With money to invest, there’s a need to make sure funds will have been invested wisely. For this reason and others, many people opt to have a registered stock broker or financial adviser handle their investments. This practically eliminates the onus of having to personally allocate or redirect funds from one investment venue to another. Only occasionally will the broker or advisor find it imperative to call upon the investor to make hard decisions concerning this or that investment.
If this lulls the investor into a false sense of security, he or she may discover much too late that the portfolio has suffered either neglect or inappropriate manipulation. To prevent these possible unfortunate situations, the investor may wish to take full control of all investments.
There exist other perfectly logical reasons for an investor to personally take full responsibility for investments. Here are three.
Awareness:
The very process of managing your own investments makes it necessary to remain aware of the process and of the outcome when making a purchase or sale of a stock or mutual fund. Daily newspapers list stock and mutual fund price variations for many of the securities listed with the stock exchanges. This also depends on the size of the newspaper’s business section. At Yahoo.com and other Internet venues, the online investor can discover daily price changes of individual stocks and funds as well as other information about them.
While a broker or financial advisor provides the same information through a telephone call, the investor who searches it out personally realizes a certain amount of satisfaction for having accessed verifiably reliable data about the investment.
Control:
The person who manages his or her own investments obviously enjoys full control over their transactions. By careful selection of stocks, bonds and mutual funds, the investor can make sure that no investment money supports the production of unhealthy (cigarettes) or deadly (automatic weaponry) manufactured goods or merchandise.
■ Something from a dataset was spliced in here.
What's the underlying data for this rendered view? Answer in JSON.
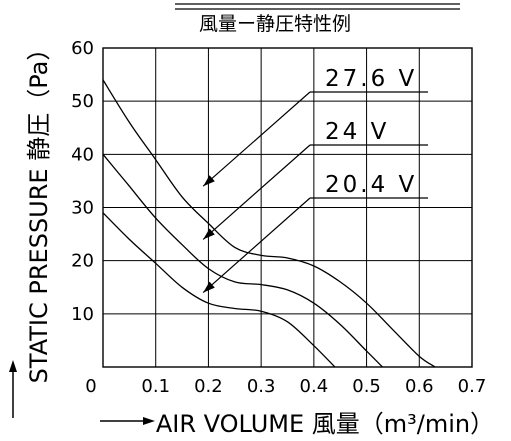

Personal control also means having the ability to match investment activity with the investor’s other needs and goals. These may change drastically and suddenly, making it necessary to alter the pace of security purchases or sales.
Reduced fees:
A third benefit of taking charge of your own investments has to do with reducing the cost of making those investment decisions. This usually means making all or most trades online.
With online trading, the investor can make investment decisions at times he or she deems most convenient. The trades cost considerably less than those normally charged by full-service brokerage houses. This can happen in part because online investment services such as Ameritrade.com, E*Trade.com, Fidelity.com, Scotttrade.com, and Schwab.com do not offer in-depth advice to individual investors. Instead, investors rely primarily on their own understanding of analytical tools and information acquired independently about specific stocks or funds.
The investor who takes time to learn a few basic principles of investing and answer hard questions concerning topics such as discipline, needed cash flow and risk tolerance can assume personal control of his or her portfolio with utmost confidence.